A left ventricular diverticulum is defined as an outpunching structure that contains endocardium, myocardium and pericardium and displays normal contraction. They are distinguished from the aneurysms which do not contract, have a fibrous wall and exhibit paradoxical motion. Earlier studies report a prevalence of diverticula in 0.4% or 3% of 750 cardiac necropsy cases [3, 4]. They are congenital (in absence of history of injured myocardium), asymptomatic (except for rare cases of ventricular tachycardia), and most of them are placed in the apex . There is no consensus about the treatment of this ventricular anomaly and the management should be tailored to the clinical characteristics of each patient, taking into consideration the onset of potential complications (embolization, rupture, ventricular arrhythmias) . The surgical treatment consists of an excision and placement of a patch.
During a transapical transcatheter aortic valve replacement, the apex is prepared with two purse-string sutures and then punctured in order to introduce the delivery system. Thus, in the presence of a diverticulum without intraluminal thrombi, and in the absence of good alternative vascular and accesses, the transapical approach appears to be adequate in order to treat, simultaneously, both the apical diverticulum and the aortic valve stenosis.

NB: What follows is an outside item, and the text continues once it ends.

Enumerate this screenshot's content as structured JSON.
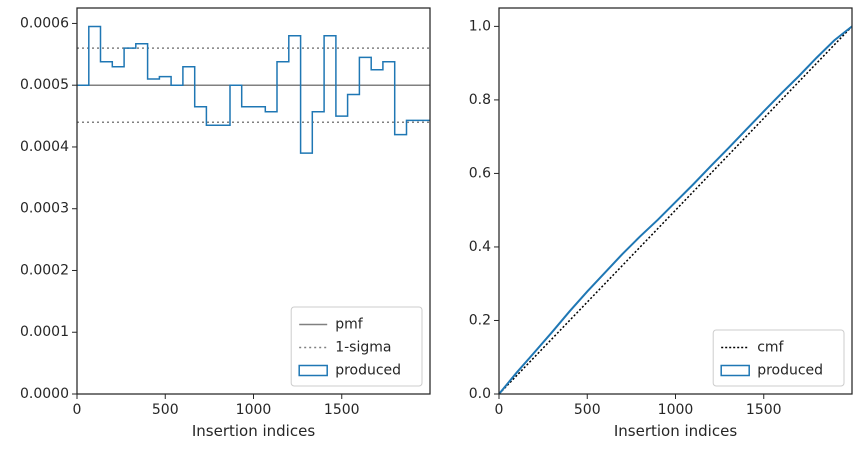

In our experience, we prepared two larger pledgeted purse-string sutures in order to detect good thick myocardium surrounding the diverticulum: using this stratagem, part of the diverticulum was successfully excluded when the sutures were tied and we did not experienced apical bleeding.
With regards to the postoperative management, we did not change our protocols but we performed a computed tomography scan to visualize the resulting apical anatomy. In conclusion, TAVR procedures can be safety and efficacy performed through a left ventricular apical diverticulum, in the absence of intraluminal thrombi.